1. The virtual movie generation method based on the VR large space technology is characterized by comprising the following steps: Obtaining virtual movie generation materials, wherein the movie generation materials comprise source videos, video description texts and voice synthesis packages; Performing key action frame coding extraction on the source video to obtain visual coding results corresponding to all key action frames respectively; Extracting the part-of-speech classification of the video description text to obtain all description verbs contained in the video description text; Generating paired visual coding results and descriptive verb combination tokens according to the time-sequence corresponding relations of all key action frames and all descriptive verbs; Inputting the paired visual coding results and the descriptive verb combination tokens into a preset selection model, and screening out reserved combination tokens of target logarithms; extracting all descriptive verbs in the reserved combined token, inputting all descriptive verbs and the voice synthesis packet in the reserved combined token into a preset voice coding component, and generating a text-voice coding result; acquiring a target visual coding result according to all descriptive verbs in the reserved combined token; Carrying out multi-modal coding fusion on the text-voice coding result and the target visual coding result to obtain a multi-modal coding fusion result; And inputting the multi-mode coding fusion result into a preset decoding component, and decoding to generate a video stream contained in the target virtual movie.

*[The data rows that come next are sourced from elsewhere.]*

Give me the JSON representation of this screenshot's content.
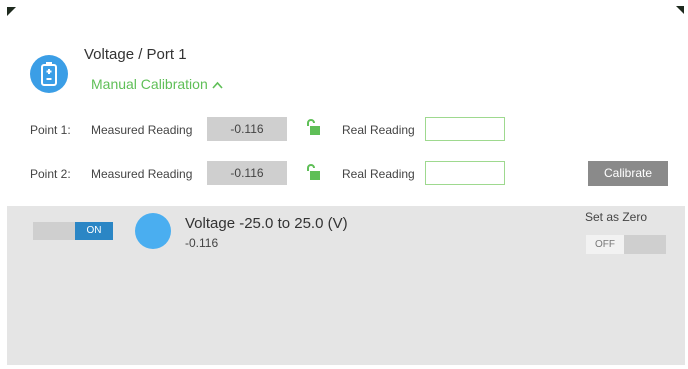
{
  "header": {
    "title": "Voltage / Port 1",
    "calibration_toggle_label": "Manual Calibration",
    "calibration_toggle_icon": "chevron-up-icon",
    "sensor_icon": "battery-icon",
    "accent_color": "#5fbf57",
    "icon_color": "#3b9ee6"
  },
  "calibration": {
    "points": [
      {
        "label": "Point 1:",
        "measured_label": "Measured Reading",
        "measured_value": "-0.116",
        "lock_icon": "unlock-icon",
        "real_label": "Real Reading",
        "real_value": ""
      },
      {
        "label": "Point 2:",
        "measured_label": "Measured Reading",
        "measured_value": "-0.116",
        "lock_icon": "unlock-icon",
        "real_label": "Real Reading",
        "real_value": ""
      }
    ],
    "calibrate_label": "Calibrate"
  },
  "sensor": {
    "switch_label": "ON",
    "switch_color": "#2b86c5",
    "name": "Voltage -25.0 to 25.0 (V)",
    "value": "-0.116",
    "dot_color": "#4aaef0",
    "set_zero_label": "Set as Zero",
    "zero_switch_label": "OFF"
  }
}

2. The virtual movie generation method based on VR large space technology as set forth in claim 1, wherein the step of performing key action frame coding extraction on the source video to obtain visual coding results corresponding to all key action frames respectively specifically includes: Cutting the source video according to a preset cutting frame rate; comparing all the obtained adjacent frame images one by one, and identifying all key action frames; And inputting all the identified key action frames into a preset visual dynamic feature coding assembly based on SlowFast model according to a frame sequence to obtain visual coding results corresponding to all the key action frames respectively.
3. The virtual movie generating method based on VR large space technology as set forth in claim 2, wherein the step of comparing all the cut adjacent frame images one by one to identify all the key action frames comprises the steps of: inputting all adjacent frame images after the frame cutting treatment into a preset image target detection model; extracting image features of all adjacent frame images after the frame cutting processing by using the image target detection model; acquiring all image static objects and image dynamic change objects output by the image target detection model according to an image feature extraction result; And identifying all key action frames based on the image dynamic change object.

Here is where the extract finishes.